Yes! Trading can make you rich if you just let it take time. It isn’t realistic to expect to double or triple your account each year.
Instead, you should see trading as a marathon, where you need to do well over time. As such, getting annual returns of 30%-40% will lead to huge returns with the help of compounding. After 10 years with an average annual return of 40%, $100 will turn into $2890! As is the case in investing, the power of compounding should never be underestimated!
How you can become a trader
Having read through this article, some of you may feel like becoming a trader is something you’d like to focus on. If that’s you, here are the steps you should take:
Decide the trading form that suits you best
Most of the time we divide the trading forms that are available into:
- Swing trading
- Day trading
- Algorithmic trading
For a beginner, swing trading is the absolutely best choice, by far! It doesn’t take too much time, and having a full-time job poses no hindrance at all. In fact, with the right method, it won’t take you more than 15 minutes each day.

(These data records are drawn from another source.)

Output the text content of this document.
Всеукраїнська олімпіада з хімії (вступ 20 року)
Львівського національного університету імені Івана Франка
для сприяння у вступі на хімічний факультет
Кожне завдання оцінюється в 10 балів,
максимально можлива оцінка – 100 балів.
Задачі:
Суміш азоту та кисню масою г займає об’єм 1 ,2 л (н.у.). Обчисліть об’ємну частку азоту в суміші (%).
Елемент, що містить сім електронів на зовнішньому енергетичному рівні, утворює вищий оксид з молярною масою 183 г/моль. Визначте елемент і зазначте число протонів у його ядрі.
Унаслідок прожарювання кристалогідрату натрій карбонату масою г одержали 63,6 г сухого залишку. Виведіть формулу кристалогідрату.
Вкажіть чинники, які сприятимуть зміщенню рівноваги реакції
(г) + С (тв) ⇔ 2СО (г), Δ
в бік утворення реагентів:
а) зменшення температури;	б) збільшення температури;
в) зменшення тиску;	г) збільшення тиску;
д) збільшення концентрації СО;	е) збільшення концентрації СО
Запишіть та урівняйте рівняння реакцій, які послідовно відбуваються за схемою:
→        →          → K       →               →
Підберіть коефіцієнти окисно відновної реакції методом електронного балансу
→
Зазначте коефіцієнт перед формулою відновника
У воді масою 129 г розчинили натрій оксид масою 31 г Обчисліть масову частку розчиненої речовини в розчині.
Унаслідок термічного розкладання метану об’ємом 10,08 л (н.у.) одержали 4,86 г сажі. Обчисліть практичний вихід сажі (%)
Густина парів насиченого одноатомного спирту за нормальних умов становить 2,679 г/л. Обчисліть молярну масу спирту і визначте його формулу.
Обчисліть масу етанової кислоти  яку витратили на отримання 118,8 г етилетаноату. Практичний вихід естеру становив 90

Day trading is a trading form that you may attempt as you have gained more experience. As you may have seen, this is the trading form that typically is very popular among beginners.
Algorithmic trading is a trading form where you let the computer trade your strategies for you. As such, it leaves you with a lot of flexibility and lets you diversify across tens or even hundreds of trading strategies. Algo trading is what we’re most passionate about here at The Robust Trader.
Take a Course: You won’t regret it!
Some people like to learn trading on their own, but we insist that taking a course is the absolutely cheapest way to learn trading. You’ll avoid many of the mistakes you would have made exploring trading on your own, not even mentioning the emotional hardships you get to avoid!
Here at The Robust Trader, we offer trading courses that will take you from an absolute beginner to a successful trader.
Traders make money by using trading strategies that aim to identify favorable market conditions. As you’ve seen, these trading strategies could be based on a number of different concepts, such as mean reversion and trend following, only to name a few.